Estaba en medio del monte, un día cualquiera de caza, cuando el Conde escuchó unas pisadas acercándose hacía él. No sabía quién era porque el tupido follaje de unos árboles no le permitía distinguir con nitidez a su perseguidor, quien no tardó en mostrarse de cuerpo entero, con la escopeta en las manos y una extraña expresión en el rostro.

Cuando el Conde lo vio de cerca, le clavó la mirada y, sin entender el porqué de la persecución, exclamó:

-¡Tú! ¿Qué haces aquí?

El amante de su esposa no dijo nada. Se plantó con las piernas abiertas, le apuntó con la escopeta de cañón estriado, presionó el gatillo y le disparó contra el pecho, desplomándolo de espaldas y los brazos en forma de cruz. La bala le penetró por el pecho y le salió estallándole el pulmón derecho. La sangre saltó a chorros y su corazón dejó de latir poco después.

El amante de su esposa miró por todos lados, para asegurarse que no había testigos del crimen, se dio la vuelta y se alejó por el mismo sendero por donde había llegado.

No se trataba de cualquier cazador, sino del amante de su esposa, quien, cada vez que él se marchaba de caza, internándose en el monte de sol a sol, lo engañaba acostándose con el amante en la misma alcoba y en la misma cama, donde él dormía como un tronco después de haberse vaciado dos botellas de añejo vino en la bodega, que era el sitio donde se refugiaba cada vez que le atacaba una fuerte depresión por el trauma que le causó la muerte de su padre, un hombre acaudalado, viudo y sin más herederos que el hijo que ahora yacía muerto en entre los matorrales, lejos de su mansión y de su esposa, como una carroña arrojada a los animales salvajes, que no tardarían en devorárselo entero, sin dejar rastros alguno de su existencia.

Así es como el cazador terminó siendo capturado por otro cazador que, además, se casó con su hermosa esposa y se convirtió en el nuevo heredero de los bienes que atesoraba en la mansión, donde nadie se preocupó por su ausencia.
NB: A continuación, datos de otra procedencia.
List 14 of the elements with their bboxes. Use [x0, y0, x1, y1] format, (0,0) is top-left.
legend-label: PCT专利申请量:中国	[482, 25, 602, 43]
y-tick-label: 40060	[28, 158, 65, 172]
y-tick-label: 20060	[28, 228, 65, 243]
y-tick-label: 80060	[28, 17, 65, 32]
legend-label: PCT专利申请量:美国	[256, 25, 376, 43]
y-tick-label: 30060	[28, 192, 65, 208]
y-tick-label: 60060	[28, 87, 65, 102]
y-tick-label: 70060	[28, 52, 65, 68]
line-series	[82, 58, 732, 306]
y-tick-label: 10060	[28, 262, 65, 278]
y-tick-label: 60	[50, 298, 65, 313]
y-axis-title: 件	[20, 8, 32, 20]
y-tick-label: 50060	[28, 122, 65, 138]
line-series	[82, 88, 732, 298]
Y si algún vecino o forastero preguntaba dónde estaba el Conde, la viuda se encargaba de responder que el él hizo un pacto con el Diablo y que éste se lo cargó al infierno, sin dar explicaciones ni dejar huellas de este hombre que se dedicó a la alquimia y a cazar animales salvajes, sin advertir que un día lo perdería todo por la traición de una mujer que un día le entregó su amor y que otro día se lo quitó por el amor de otro cazador.